There do not seem to be comprehensive models which do the optimal tradeoff between the cost of accidents and lost productivity and the cost of snow removal. One could argue that a policy like Ann Arbor's makes the most sense since discouraging drivers in bad weather limits the number of accidents. But that only works if people are able to stay home, which is only sometimes true. If snow falls after people have already driven to work (which is frequently the case for these public failures), doing something so they can get home safely becomes much more important.

Wednesday, January 20, 2016

Are you a change agent?

Last fall I attended a Lean Green Belt certification course put on by IIE. One of the things that it included was this partitioning of people:

  • 20% of people who are change agents.
  • 60% of people who get on board once they see results.
  • 20% of people who don't want to change.
While the exact percentages are obviously made up, the strategy they mentioned based on this partitioning is still useful. You start by getting a group of people together who are excited for positive change. By your combined forces you get some initial results which you can use to convince the middle people. Finally, simply outrun the people who are unwilling to change.

I was talking this idea over with a friend, and we joked about making a survey which asked people to classify themselves. It was a fun idea, but highlights one way new projects get derailed. In a study, 82% of adults say they have done something in the past six months to contribute to positive social change. In an optimistic world where the number is accurate, that matches up nicely with the made-up percentages above if you assume the middle people find something with evidence behind it to pursue.

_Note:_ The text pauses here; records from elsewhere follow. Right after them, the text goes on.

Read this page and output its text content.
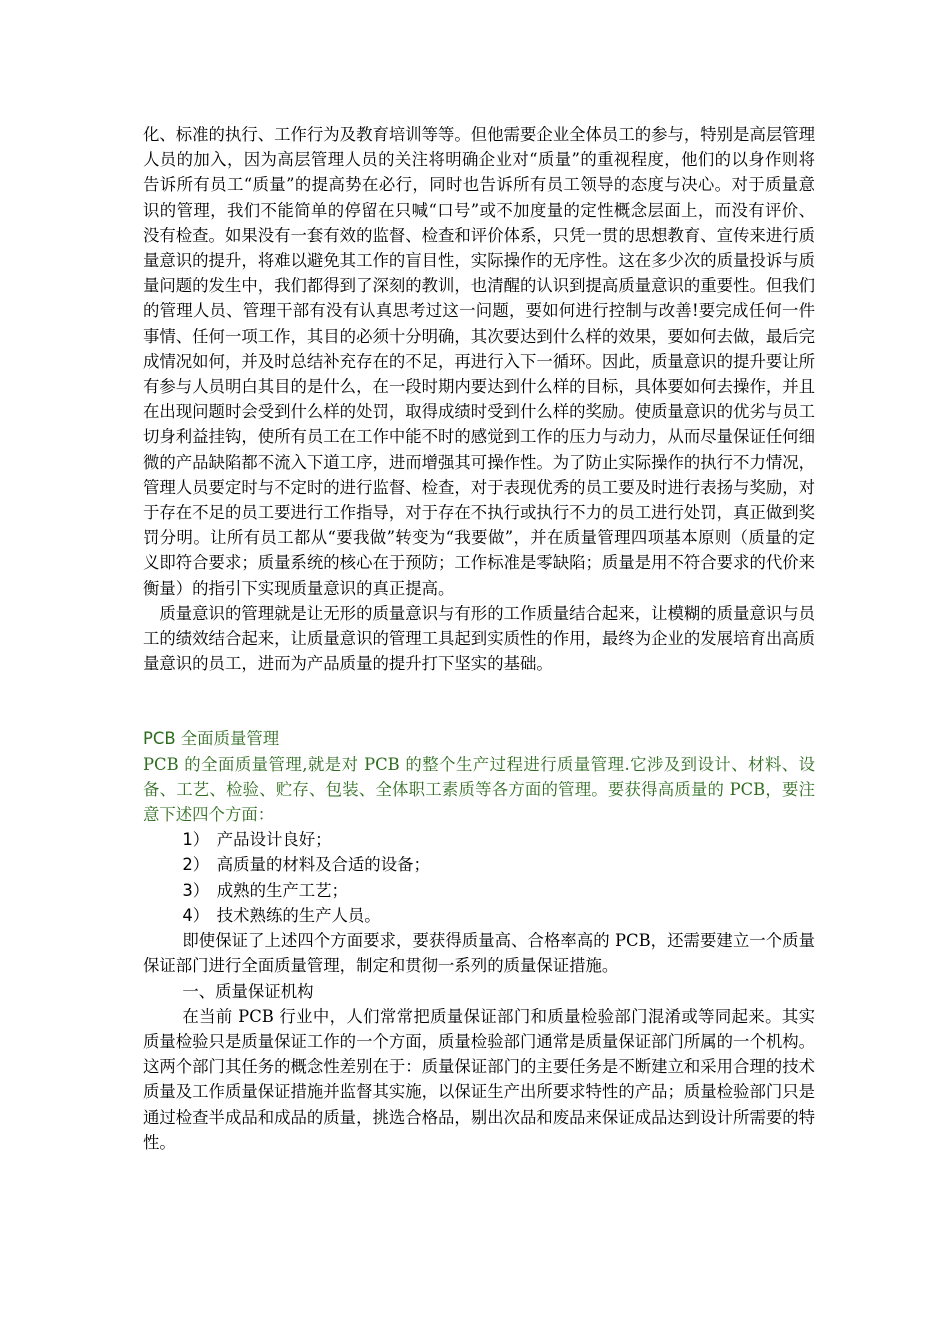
化、标准的执行、工作行为及教育培训等等。但他需要企业全体员工的参与，特别是高层管理人员的加入，因为高层管理人员的关注将明确企业对“质量”的重视程度，他们的以身作则将告诉所有员工“质量”的提高势在必行，同时也告诉所有员工领导的态度与决心。对于质量意识的管理，我们不能简单的停留在只喊“口号”或不加度量的定性概念层面上，而没有评价、没有检查。如果没有一套有效的监督、检查和评价体系，只凭一贯的思想教育、宣传来进行质量意识的提升，将难以避免其工作的盲目性，实际操作的无序性。这在多少次的质量投诉与质量问题的发生中，我们都得到了深刻的教训，也清醒的认识到提高质量意识的重要性。但我们的管理人员、管理干部有没有认真思考过这一问题，要如何进行控制与改善!要完成任何一件事情、任何一项工作，其目的必须十分明确，其次要达到什么样的效果，要如何去做，最后完成情况如何，并及时总结补充存在的不足，再进行入下一循环。因此，质量意识的提升要让所有参与人员明白其目的是什么，在一段时期内要达到什么样的目标，具体要如何去操作，并且在出现问题时会受到什么样的处罚，取得成绩时受到什么样的奖励。使质量意识的优劣与员工切身利益挂钩，使所有员工在工作中能不时的感觉到工作的压力与动力，从而尽量保证任何细微的产品缺陷都不流入下道工序，进而增强其可操作性。为了防止实际操作的执行不力情况，管理人员要定时与不定时的进行监督、检查，对于表现优秀的员工要及时进行表扬与奖励，对于存在不足的员工要进行工作指导，对于存在不执行或执行不力的员工进行处罚，真正做到奖罚分明。让所有员工都从“要我做”转变为“我要做”，并在质量管理四项基本原则（质量的定义即符合要求；质量系统的核心在于预防；工作标准是零缺陷；质量是用不符合要求的代价来衡量）的指引下实现质量意识的真正提高。

质量意识的管理就是让无形的质量意识与有形的工作质量结合起来，让模糊的质量意识与员工的绩效结合起来，让质量意识的管理工具起到实质性的作用，最终为企业的发展培育出高质量意识的员工，进而为产品质量的提升打下坚实的基础。

PCB 全面质量管理

PCB 的全面质量管理,就是对 PCB 的整个生产过程进行质量管理.它涉及到设计、材料、设备、工艺、检验、贮存、包装、全体职工素质等各方面的管理。要获得高质量的 PCB，要注意下述四个方面：

1） 产品设计良好；

2） 高质量的材料及合适的设备；

3） 成熟的生产工艺；

4） 技术熟练的生产人员。

即使保证了上述四个方面要求，要获得质量高、合格率高的 PCB，还需要建立一个质量保证部门进行全面质量管理，制定和贯彻一系列的质量保证措施。

一、质量保证机构

在当前 PCB 行业中，人们常常把质量保证部门和质量检验部门混淆或等同起来。其实质量检验只是质量保证工作的一个方面，质量检验部门通常是质量保证部门所属的一个机构。这两个部门其任务的概念性差别在于：质量保证部门的主要任务是不断建立和采用合理的技术质量及工作质量保证措施并监督其实施，以保证生产出所要求特性的产品；质量检验部门只是通过检查半成品和成品的质量，挑选合格品，剔出次品和废品来保证成品达到设计所需要的特性。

But it still makes it harder to figure out who to include in your initial concept-motivated group, and who to bring on board after you have some success.

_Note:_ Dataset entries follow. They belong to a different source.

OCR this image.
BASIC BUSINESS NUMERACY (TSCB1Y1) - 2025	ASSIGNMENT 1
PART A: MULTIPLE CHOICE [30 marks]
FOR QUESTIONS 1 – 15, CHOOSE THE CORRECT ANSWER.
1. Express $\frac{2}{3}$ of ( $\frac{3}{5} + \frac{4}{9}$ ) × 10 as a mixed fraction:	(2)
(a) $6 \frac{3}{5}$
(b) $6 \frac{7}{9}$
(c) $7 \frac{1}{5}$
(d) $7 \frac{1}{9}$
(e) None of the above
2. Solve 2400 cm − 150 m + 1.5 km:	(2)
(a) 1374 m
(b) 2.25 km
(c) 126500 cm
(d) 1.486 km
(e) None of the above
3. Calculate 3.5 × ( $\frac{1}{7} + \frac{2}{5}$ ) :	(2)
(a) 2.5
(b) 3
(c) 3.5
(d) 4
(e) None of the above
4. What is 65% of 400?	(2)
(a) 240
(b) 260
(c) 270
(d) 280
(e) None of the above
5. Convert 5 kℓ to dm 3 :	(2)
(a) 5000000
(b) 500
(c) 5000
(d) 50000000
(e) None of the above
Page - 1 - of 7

Wednesday, January 13, 2016

Think about the incentives.

When you start applying game theory to business, the first question to ask is "what are everyone's incentives?" For example, when you buy insurance, you are trying to limit your risk in the event of a low-probability but very high cost event. An insurance provider on the other hand is interested in making as much profit as possible. They accomplish their goal by increasing total premium payments (rate * customers) while limiting how much they pay back out.

When incentives are misaligned, things that "don't make sense" from your point of view happen more frequently. If you have a car accident, from your perspective this is exactly why you bought insurance. From the insurance companies perspective, they would like to keep you as a customer in the future if the cost of fixing this accident is low enough1. If the cost is higher though... they'd rather make it as difficult as possible for you to get a pay out.

My recent experience with this was that I rented a car from a company I won't name here. Most of the experience went well, which seems to be hard to come by for rental car companies. Except, I forgot my GPS in the car. Since it is clear that the GPS would have been found on cleaning the car, I reported a lost item, and the value of a GPS is pretty low by comparison to any future rentals, you might expect that it would have been returned. However, their are four players in this situation. Me, the car rental company, the specific rental location, and the person actually cleaning the car. It clearly benefits me to get my GPS back. It benefits the car company if I choose to use them again. It benefits the specific rental location considerably less than HQ in expectation. And it benefits the person cleaning the car to have a bonus GPS unless there are negative repercussions to them.

In short, a new GPS is purchased and on the way to me. I don't plan on using this rental company again, but I much more strongly don't plan to forget things in the car next time.



1 The benefit of you staying a customer also includes any word-of-mouth generated by how the incident is handled.